The Wessler lab studies TEs, which are pieces of DNA that make copies of themselves that can then be inserted throughout the genome. The process can be highly efficient. Almost half of the human genome is derived from TEs and, this value can go to an astounding 95 percent or even higher for some plants, such as the lily.

"Normally transposable elements just copy themselves, said Wessler, "But there were a few anecdotal reports of plant TEs that contained fragments of plant genes that the TE had apparently captured while it was copying itself. The fact that these instances were so rare suggested that this was not an important process."

In analyzing the TE content of the entire rice genome, Ning Jiang and Xiaoyu Zhang, two postdoctoral fellows in the Wessler lab along with Zhirong Bao, a graduate student in the lab of Dr. Sean Eddy of Washington University in St. Louis, discovered that capturing rice gene fragments is a way of life for one type of TE called MULEs.

MULEs with captured gene fragments were called Pack-MULEs. The study identified more than 3000 Pack-MULEs that contained over a thousand different rice gene fragments. Many of the Pack-MULEs have two or three gene fragments picked up from different genes but now fused together into a new gene combination.

"There are only a few mechanisms known for evolving new genes, and one is genetic recombination, which can bring fragments of different genes next to each other," said Wessler. "A second is the duplication of an existing genes followed by mutation of one of the pair until it evolves into another function, though this is not the usual fate because the duplicate copy usually mutate into oblivion."

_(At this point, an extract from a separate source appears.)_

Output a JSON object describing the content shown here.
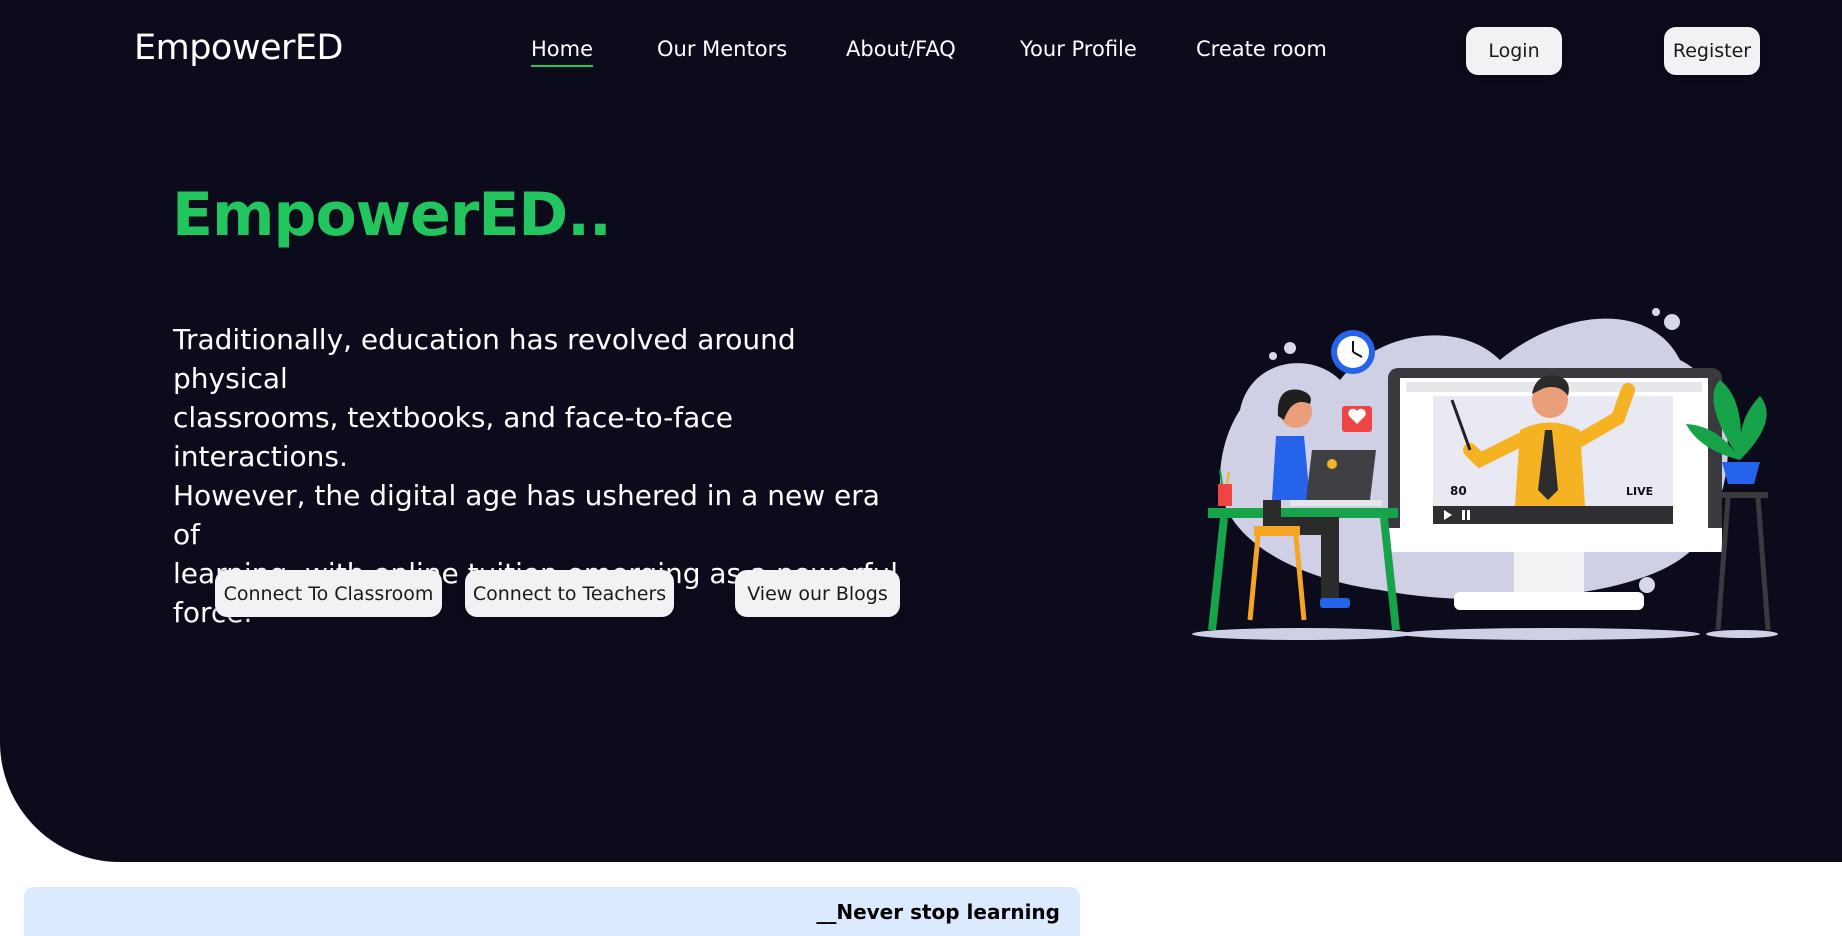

The discovery of thousands of Pack-MULEs in the rice genome indicates that this may be an important mechanism to create new genes and new functions in rice and in other plants where MULEs are known to flourish. Recent studies indicate that species evolve through the generation of new genes and/or gene variants that help a population adapt to a changing environment, for example, or to inhabit a different niche.

Why are transposable elements so successful? Some think that they are simply "junk" that, much like viruses, they can make lots of copies but do little to help the host. There is mounting evidence, however, that TEs help organisms evolve by making it easier to generate the sort of genetic novelty that is necessary for them to cope with a changing world.

Thus, instead of being beasts of burden, Pack-MULEs may serve rice as a tool of evolutionary change.